Voxeurop: Ist Künstliche Intelligenz (KI) eine Chance  oder eine Bedrohung für die Demokratie?

Paul Nemitz: An die Stelle von naivem Optimismus in Bezug auf KI treten zunehmend alarmistische Stimmen. Sowohl Elon Musk als auch Bill Gates haben gesagt, dass KI wie Atomkraft eine Chance und ein existenzielles Risiko ist. In seinem Buch Human Compatible beschreibt Stuart Russel, Autor des meistverkauften Lehrbuchs über KI, das Problem der Kontrolle von KI. Er zieht eine Parallele zur Atomkraft: Wir können nicht sicher sein, dass die allgemeine Künstliche Intelligenz nicht schon morgen erreicht sein wird. Es gab eine Zeit, in der alle führenden Wissenschaftler die Spaltung des Atoms für unmöglich hielten. All dies spricht dafür, dass die Demokratie nach dem bewährten Vorsorgeprinzip die Kontrolle über diese Technologie übernimmt.

Verantwortungsbewusste Ingenieure und Entwickler werden dem nicht widersprechen. Weder das Individuum noch die Demokratie können durch KI kontrolliert und manipuliert werden. Im Gegenteil: Der Einzelne und die Demokratie müssen die Kontrolle über die KI behalten. Ob wir KI zu einer Chance für die Demokratie machen können, hängt von vielen Faktoren ab: Zuallererst von der Bereitschaft derjenigen, die KI entwickeln, der Demokratie zu dienen und nicht nur Profit zu machen. Zweitens von der Bereitschaft, in KI zu investieren, die speziell darauf ausgerichtet ist, demokratische Akteure - von Parlamenten und Regierungen, politischen Parteien, Medien, Gewerkschaften, Nichtregierungsorganisationen und Kirchen bis hin zu Einzelpersonen - zu befähigen, aktiver und konstruktiver zum Funktionieren der Demokratie beizutragen.

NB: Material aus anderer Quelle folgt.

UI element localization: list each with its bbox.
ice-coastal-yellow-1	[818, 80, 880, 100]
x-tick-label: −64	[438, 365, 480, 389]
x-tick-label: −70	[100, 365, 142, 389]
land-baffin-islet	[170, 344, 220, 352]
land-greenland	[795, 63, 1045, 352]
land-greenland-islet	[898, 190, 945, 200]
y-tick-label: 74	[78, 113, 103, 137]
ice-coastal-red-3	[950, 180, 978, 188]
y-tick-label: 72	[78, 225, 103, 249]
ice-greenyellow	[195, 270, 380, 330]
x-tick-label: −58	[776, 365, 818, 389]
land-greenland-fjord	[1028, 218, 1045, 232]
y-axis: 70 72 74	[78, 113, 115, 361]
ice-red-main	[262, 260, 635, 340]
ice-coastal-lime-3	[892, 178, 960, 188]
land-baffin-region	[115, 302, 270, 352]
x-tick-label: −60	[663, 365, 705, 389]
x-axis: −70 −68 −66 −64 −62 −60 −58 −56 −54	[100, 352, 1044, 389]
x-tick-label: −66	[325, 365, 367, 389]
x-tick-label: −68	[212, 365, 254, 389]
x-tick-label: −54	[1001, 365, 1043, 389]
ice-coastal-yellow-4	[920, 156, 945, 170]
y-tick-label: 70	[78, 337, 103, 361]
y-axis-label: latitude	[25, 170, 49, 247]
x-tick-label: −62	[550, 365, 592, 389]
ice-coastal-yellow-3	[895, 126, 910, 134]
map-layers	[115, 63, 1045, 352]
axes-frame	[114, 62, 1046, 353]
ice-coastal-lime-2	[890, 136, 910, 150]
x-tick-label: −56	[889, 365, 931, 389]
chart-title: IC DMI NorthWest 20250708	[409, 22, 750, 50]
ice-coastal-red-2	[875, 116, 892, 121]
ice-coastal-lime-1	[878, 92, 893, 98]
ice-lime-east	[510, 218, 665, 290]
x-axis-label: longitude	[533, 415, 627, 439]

Paul Nemitz in Perugia (Italy), April 2023. | Photo: Gian-Paolo Accardo
Paul Nemitz in Perugia (Italien), April 2023. | Foto: Gian-Paolo Accardo

Sollte die EU KI regulieren, und wenn ja, wie und in welche Richtung? Behandelt das KI-Gesetz die wichtigsten Fragen im Zusammenhang mit KI und ihrer Nutzung?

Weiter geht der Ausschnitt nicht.